- Born: Miami, Florida
- Education: Wellesley College; The University of Pennsylvania
- Occupation: Architect
- Awards: Architecture Firm Award (2007)
- Projects: MIT Media Lab;

= Andrea Leers =

American architect and educator

Andrea Leers is an American architect and educator. Together with Jane Weinzapfel, Leers created the Boston-based architecture firm Leers Weinzapfel Associates which was the first woman-owned firm to win the American Institute of Architects Architecture Firm Award in 2007. In 1991, she was elected to the American Institute of Architects College of Fellows.

Leers is former Director of the Master in Urban Design Program at the Harvard Graduate School of Design where she was Adjunct Professor of Architecture and Urban Design from 2001 to 2011. Her academic career includes teaching positions at Yale University's School of Architecture (1981-1988), the University of Pennsylvania Graduate School of Fine Arts (1990, 1998-1999), the Tokyo Institute of Technology (1991) and the University of Virginia School of Architecture (1995). In 1982 she spent a year in Japan as a NEA/ Japan U.S. Friendship Commission Design Arts Fellow. Leers was a Visiting Artist at the American Academy of Rome (1997), invited to be Chaire des Ameriques at the Sorbonne (Universite de Paris) (2007), and was Chair Professor at the National Chiao Tung University (2011-2014). In 2018, Leers was appointed to serve as Chair of Commission for the city of Boston.
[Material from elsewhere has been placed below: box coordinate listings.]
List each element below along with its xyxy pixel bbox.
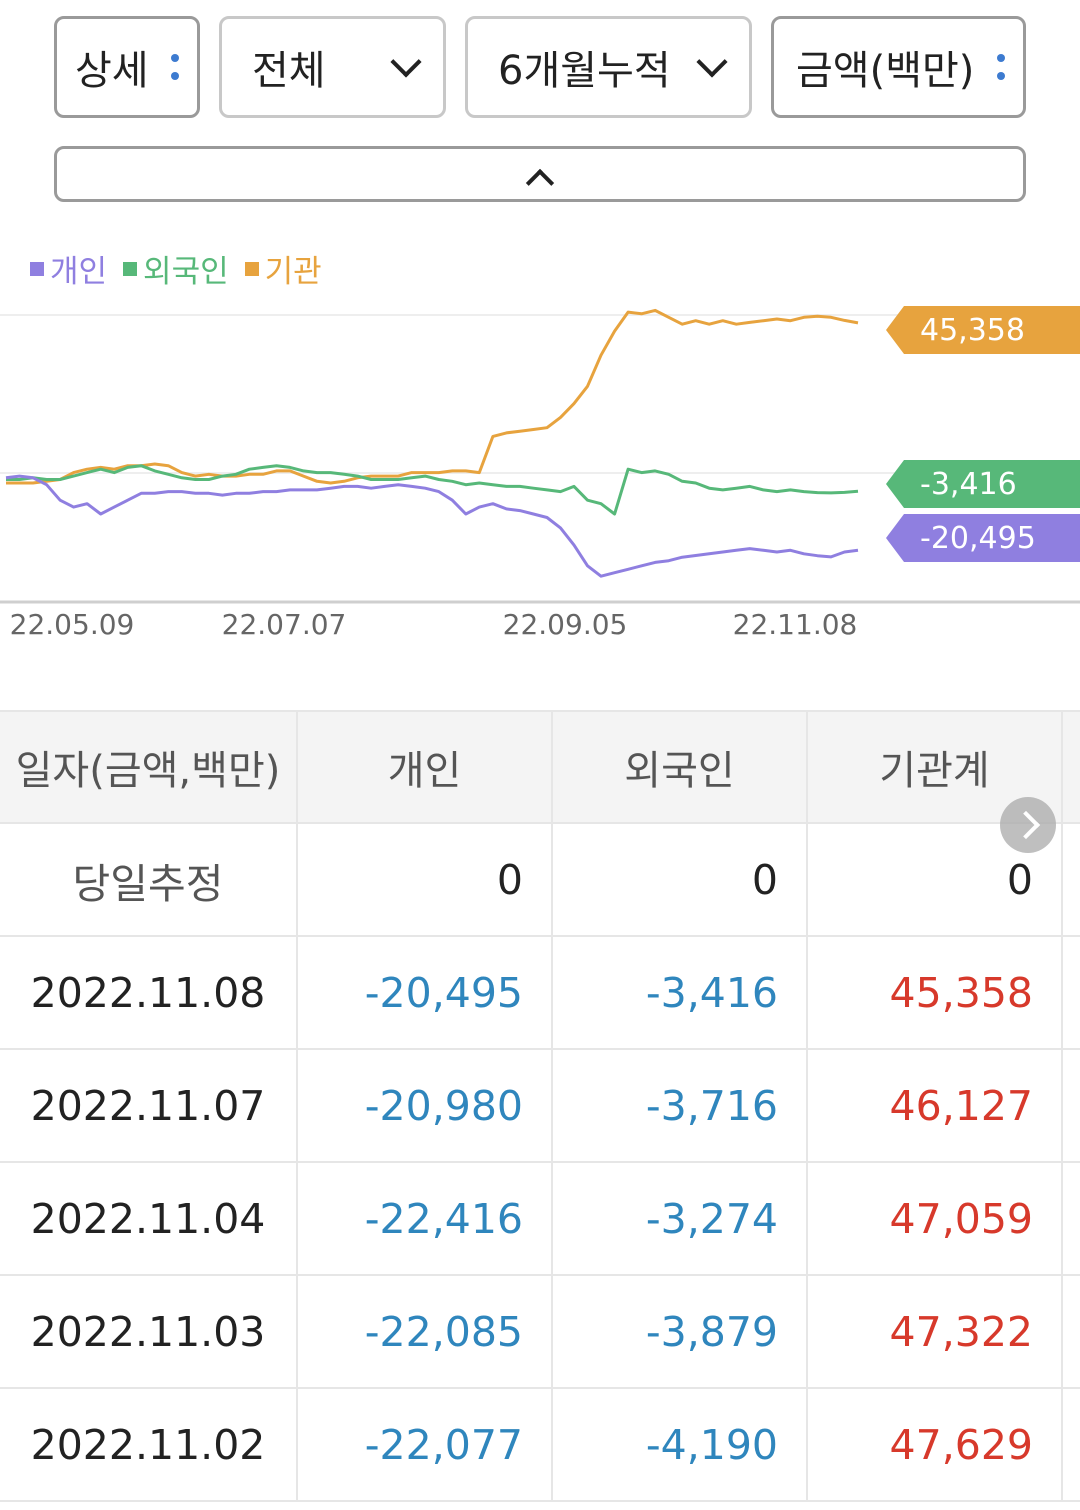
row-institution: 46,127 bbox=[808, 1050, 1063, 1161]
row-spacer bbox=[1063, 824, 1080, 935]
last-value-tag-individual: -20,495 bbox=[886, 514, 1080, 562]
row-foreign: -3,716 bbox=[553, 1050, 808, 1161]
legend-swatch-foreign bbox=[123, 261, 138, 276]
row-date: 2022.11.03 bbox=[0, 1276, 298, 1387]
header-spacer bbox=[1063, 712, 1080, 822]
legend-item-foreign: 외국인 bbox=[123, 246, 229, 291]
row-individual: 0 bbox=[298, 824, 553, 935]
detail-menu-button[interactable]: 상세 bbox=[54, 16, 200, 118]
x-tick-label: 22.11.08 bbox=[733, 608, 858, 641]
row-spacer bbox=[1063, 1163, 1080, 1274]
legend-item-institution: 기관 bbox=[244, 246, 322, 291]
legend-label-foreign: 외국인 bbox=[143, 254, 229, 290]
row-institution: 0 bbox=[808, 824, 1063, 935]
row-spacer bbox=[1063, 1389, 1080, 1500]
row-date: 당일추정 bbox=[0, 824, 298, 935]
table-header: 일자(금액,백만) 개인 외국인 기관계 bbox=[0, 710, 1080, 824]
x-tick-label: 22.07.07 bbox=[222, 608, 347, 641]
legend-swatch-individual bbox=[30, 261, 44, 276]
row-foreign: -3,274 bbox=[553, 1163, 808, 1274]
last-value-individual: -20,495 bbox=[920, 520, 1036, 556]
more-vertical-icon bbox=[997, 54, 1005, 80]
header-foreign: 외국인 bbox=[553, 712, 808, 822]
row-individual: -20,495 bbox=[298, 937, 553, 1048]
chevron-down-icon bbox=[390, 46, 422, 78]
row-institution: 47,059 bbox=[808, 1163, 1063, 1274]
series-line-foreign bbox=[6, 464, 859, 516]
collapse-chart-button[interactable] bbox=[54, 146, 1026, 202]
scope-select-value: 전체 bbox=[252, 48, 326, 94]
table-row: 2022.11.07 -20,980 -3,716 46,127 bbox=[0, 1050, 1080, 1163]
row-institution: 47,629 bbox=[808, 1389, 1063, 1500]
row-individual: -22,416 bbox=[298, 1163, 553, 1274]
last-value-institution: 45,358 bbox=[920, 312, 1025, 348]
chart-legend: 개인 외국인 기관 bbox=[30, 246, 322, 291]
legend-item-individual: 개인 bbox=[30, 246, 107, 291]
detail-label: 상세 bbox=[75, 48, 149, 94]
table-row: 당일추정 0 0 0 bbox=[0, 824, 1080, 937]
row-spacer bbox=[1063, 1050, 1080, 1161]
scope-select[interactable]: 전체 bbox=[219, 16, 446, 118]
row-individual: -22,085 bbox=[298, 1276, 553, 1387]
more-vertical-icon bbox=[171, 54, 179, 80]
last-value-tag-foreign: -3,416 bbox=[886, 460, 1080, 508]
header-institution: 기관계 bbox=[808, 712, 1063, 822]
last-value-tag-institution: 45,358 bbox=[886, 306, 1080, 354]
row-individual: -20,980 bbox=[298, 1050, 553, 1161]
investor-trend-chart: 22.05.09 22.07.07 22.09.05 22.11.08 bbox=[0, 308, 1080, 641]
period-select-value: 6개월누적 bbox=[498, 48, 671, 94]
last-value-foreign: -3,416 bbox=[920, 466, 1017, 502]
row-date: 2022.11.02 bbox=[0, 1389, 298, 1500]
row-foreign: -3,416 bbox=[553, 937, 808, 1048]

==Early life and education==
Leers was born in Miami, Florida and raised in Springfield and Longmeadow, Massachusetts. She holds an undergraduate degree in art history from Wellesley College and a Master of Architecture from the University of Pennsylvania Graduate School of Fine Arts during the tenure of Louis I. Kahn. After an apprenticeship period in Cambridge, Massachusetts, Leers founded a practice in 1970 with former husband Hugh Browning, and when they divorced in 1978 she led the firm until 1982. In 1982 she and Jane Weinzapfel established Leers Weinzapfel Associates in Boston, Massachusetts.

==Significant projects==
- MIT Media Lab Expansion (in association with Fumihiko Maki Associates), Cambridge, Massachusetts
- Harvard University Science Center Expansion, Cambridge, Massachusetts
- Harvard University Farkas Hall (Formerly Hasty Pudding), Cambridge, Massachusetts
- United States Federal Courthouse, Orlando, Florida
- Blue Hill Avenue Youth Development Center, Boston, Massachusetts
- MBTA Operations Control Center, Boston, Massachusetts
- Tobin Bridge Administration Building, Boston, Massachusetts
- Franklin County Justice Center, Greenfield, Massachusetts
- University of Arkansas Adohi Hall, Fayetteville, Arkansas
- University of Pennsylvania Gateway Complex, Philadelphia, Pennsylvania
- John W. Olver Design Building, Amherst, Massachusetts
- Dudley Square Neighborhood Police Station, Boston, Massachusetts

== Significant lectures ==
- Jury Member International Competition: Paris-Saclay Student Housing, France (2015)
- "Making Connections" at University of Cyprus (2014)
- “Women of Architecture: Extended Territories: Leers Weinzapfel Associates” National Building Museum, with Jane Weinzapfel (2014)
- Keynote Speaker, “No Site in Sight: Making Architecture in the Urban Fabric,” 2010 International Design Conference, Shih-Chien University, Taipei, R.O.C. (2010)
- "Crossing Scales / Cultures / Disciplines: A Personal Reflection on 10 Years of Design Studios" at Harvard Graduate School of Design.
- AIA New York's "Cocktails & Conversations"

==Awards==
- Boston Society of Architects Award of Honor (2009)
- Award of Excellence, BSA Women in Design Committee (2002)
- Architecture Firm Award (2007)
- Architect Top 50 (2014, 2015, 2016, 2017, 2018, 2019)
- Wall Street Journal Best Architecture of 2017
- AIA Architecture Firm Award (2007)
- AIA Honor Award (2001)
- AIA Honor Award for Interiors (1998)
- International Design Award, Institutional Category (2007)
- American Architecture Award (2001, 2008)
- World Architects Building of the Year (2017)
- Business Week/Architectural Record Award (2001)

==Bibliography==
- Andrea Leers (2011). "Made to Measure: The Architecture of Leers Weinzapfel Associates"
- Szenasy, Susan S. (2013). "Q&A: Andrea Leers and Jane Weinzapfel"
- "Women of Architecture: Extended Territories: Leers Weinzapfel Associates"
- Spyrou, Spyros (2014). "Interview with Ms. Andrea Leers of Leers Weinzapfel Associates"
- Leers, A. (2017). Collaborative spaces transform teaching, amplify learning, and maximize resources. Planning for Higher Education, 45(4), 15-21.